High-Performance Computing for AI

HPC-AI@ISC 2026

HPC-AI@IPDPS 2026

Overview

Welcome to the HPC-accelerated AI project (enhanced from the formerly known High-Performance Deep Learning project), created by the Network-Based Computing Laboratory of The Ohio State University. The availability of large data sets coupled with modern HPC technologies have been fueling growth in distributed training and distributed inference. The HPC-AI project introduces a vendor neutral software stack (as shown below) to implement high-performance and scalable distributed training and inference using the popular MVAPICH-Plus MPI-based communication library supporting excellent scale-up and scale-out with modern CPUs, GPUs, and interconnects. The objective of the HPC-AI project is to exploit modern HPC technologies to provide high-performance and scalable solutions for foundational model training, agentic workflows, and reinforcement learning.

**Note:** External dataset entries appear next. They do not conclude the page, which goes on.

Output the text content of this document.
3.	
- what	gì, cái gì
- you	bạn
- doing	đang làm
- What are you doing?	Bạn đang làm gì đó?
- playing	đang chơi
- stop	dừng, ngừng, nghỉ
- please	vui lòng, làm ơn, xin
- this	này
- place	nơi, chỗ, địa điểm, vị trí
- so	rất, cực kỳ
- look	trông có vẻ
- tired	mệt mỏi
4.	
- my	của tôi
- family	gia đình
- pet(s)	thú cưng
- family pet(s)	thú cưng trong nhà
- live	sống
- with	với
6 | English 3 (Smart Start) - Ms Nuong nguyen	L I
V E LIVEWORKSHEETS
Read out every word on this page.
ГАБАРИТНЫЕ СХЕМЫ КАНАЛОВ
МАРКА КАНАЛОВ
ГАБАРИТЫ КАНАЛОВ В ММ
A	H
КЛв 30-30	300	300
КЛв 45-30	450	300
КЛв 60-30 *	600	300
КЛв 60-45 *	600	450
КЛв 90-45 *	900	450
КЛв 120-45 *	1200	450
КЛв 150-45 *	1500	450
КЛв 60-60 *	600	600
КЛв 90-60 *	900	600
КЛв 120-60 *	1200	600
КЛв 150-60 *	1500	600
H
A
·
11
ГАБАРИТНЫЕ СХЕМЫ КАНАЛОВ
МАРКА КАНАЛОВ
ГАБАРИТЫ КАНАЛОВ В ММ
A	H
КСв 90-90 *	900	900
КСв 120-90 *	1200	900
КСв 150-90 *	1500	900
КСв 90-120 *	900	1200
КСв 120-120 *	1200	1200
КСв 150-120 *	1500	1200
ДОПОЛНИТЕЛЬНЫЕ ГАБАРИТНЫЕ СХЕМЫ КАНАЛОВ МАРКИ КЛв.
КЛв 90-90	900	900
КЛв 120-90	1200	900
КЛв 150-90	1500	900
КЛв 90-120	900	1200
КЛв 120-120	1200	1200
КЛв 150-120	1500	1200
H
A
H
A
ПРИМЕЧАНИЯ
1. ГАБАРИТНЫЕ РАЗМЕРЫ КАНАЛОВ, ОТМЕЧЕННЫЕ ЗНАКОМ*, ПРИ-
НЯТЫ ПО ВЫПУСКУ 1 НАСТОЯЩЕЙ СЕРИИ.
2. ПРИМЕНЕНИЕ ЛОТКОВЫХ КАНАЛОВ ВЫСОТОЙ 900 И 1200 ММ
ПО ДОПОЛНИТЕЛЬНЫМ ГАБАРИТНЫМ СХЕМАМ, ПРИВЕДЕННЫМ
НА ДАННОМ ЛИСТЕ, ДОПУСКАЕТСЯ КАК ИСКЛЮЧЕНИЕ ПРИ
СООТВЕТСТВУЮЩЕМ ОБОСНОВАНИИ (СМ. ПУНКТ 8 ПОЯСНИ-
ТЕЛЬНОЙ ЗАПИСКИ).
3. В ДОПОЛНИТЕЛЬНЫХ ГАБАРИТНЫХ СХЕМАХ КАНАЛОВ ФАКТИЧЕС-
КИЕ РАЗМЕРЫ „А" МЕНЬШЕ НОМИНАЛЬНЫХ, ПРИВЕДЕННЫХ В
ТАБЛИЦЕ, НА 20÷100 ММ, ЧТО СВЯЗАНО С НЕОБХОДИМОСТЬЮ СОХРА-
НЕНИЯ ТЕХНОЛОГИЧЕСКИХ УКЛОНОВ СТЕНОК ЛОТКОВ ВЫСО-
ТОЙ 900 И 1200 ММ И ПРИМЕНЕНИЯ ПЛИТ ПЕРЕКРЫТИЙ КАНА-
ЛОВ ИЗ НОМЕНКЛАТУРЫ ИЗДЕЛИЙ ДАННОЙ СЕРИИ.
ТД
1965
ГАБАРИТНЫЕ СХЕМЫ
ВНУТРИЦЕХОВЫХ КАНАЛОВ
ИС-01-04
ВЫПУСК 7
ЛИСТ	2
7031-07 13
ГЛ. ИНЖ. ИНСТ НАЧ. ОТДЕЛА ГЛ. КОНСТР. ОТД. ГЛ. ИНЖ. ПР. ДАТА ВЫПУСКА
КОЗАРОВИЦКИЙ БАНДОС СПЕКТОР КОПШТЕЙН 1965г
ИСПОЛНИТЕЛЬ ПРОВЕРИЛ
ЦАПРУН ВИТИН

The HPC-AI packages are being used by more than 90 organizations worldwide in 21 countries (Current Users) to accelerate Deep Learning and Machine Learning applications. As of Jun '26, more than 6,350 downloads have taken place from this project's site. The HPC-AI project contains the following packages.

HPC-AI: An MPI-Driven AI Software Stack with MVAPICH-Plus

The HPC-AI software suite version 1.0 is a high-performance deep learning software stack built on the MVAPICH-Plus GPU-aware communication backend. HPC-AI integrates state-of-the-art distributed training and inference frameworks with optimized MPI communication on modern HPC clusters powered by GPUs and high-performance interconnects.

The 1.0 release of the HPC-AI stack introduces the following key features:

Full-stack integration of Training and Inference Frameworks: PyTorch, DeepSpeed, vLLM, and SGLang with MVAPICH-Plus
The NOWLAB PyTorch features

Native PyTorch Distributed Data Parallel (DDP) training with MPI backend
Efficient large-message collectives (e.g., Allreduce) on various CPUs and GPUs
GPU-Direct Ring and Two-level multi-leader algorithms for Allreduce operations
Support for fork safety in distributed training and inference environments
Efficient large message collectives in MVAPICH-Plus 4.1 and later
Open-source framework builds with advanced MPI backend support

Advanced inference decoding methods ( MAC-Attention ) and communication runtimes (MCR-DL)
Vendor-neutral stack with competitive performance to GPU-based collective libraries (e.g., NCCL, RCCL)
Battle tested on modern HPC clusters (e.g., OLCF Frontier, TACC Vista, SDSC Cosmos) with up-to-date accelerator generations (e.g., AMD, NVIDIA)
Compatible with

InfiniBand Networks: Mellanox InfiniBand adapters (EDR, FDR, HDR, NDR)
Slingshot Networks: HPE Slingshot
GPU&CPU Support:

NVIDIA GPU A100, H100, GH200
AMD MI250X, MI300A GPUs

Software Stack:

Python [3.x]
CUDA [12.x] and Latest CuDNN
(NEW)ROCm [7.x]
(NEW)PyTorch [2.10.0]

Training & Inference Frameworks:

(NEW)DeepSpeed, vLLM, SGLang

For instructions on getting started with HPC-AI, please refer to the HPC-AI Quick Start

PyTorch Native DDP Performance on MVAPICH-Plus

For instructions on building PyTorch with MVAPICH-Plus, please refer to the Pytorch Userguide

MPI4DL v0.6

MPI4DL v0.6 is a distributed and accelerated training framework for very high-resolution images that integrates Spatial Parallelism, Layer Parallelism, and Pipeline Parallelism.

Based on PyTorch
(NEW)Support for training very high-resolution images

Distributed training support for:

Layer Parallelism (LP)
Pipeline Parallelism (PP)
Spatial Parallelism (SP)
Spatial and Layer Parallelism (SP+LP)
Spatial and Pipeline Parallelism (SP+PP)
(NEW)Bidirectional and Layer Parallelism (GEMS+LP)
(NEW)Bidirectional and Pipeline Parallelism (GEMS+PP)
(NEW)Spatial, Bidirectional and Layer Parallelism (SP+GEMS+LP)
(NEW)Spatial, Bidirectional and Pipeline Parallelism (SP+GEMS+PP)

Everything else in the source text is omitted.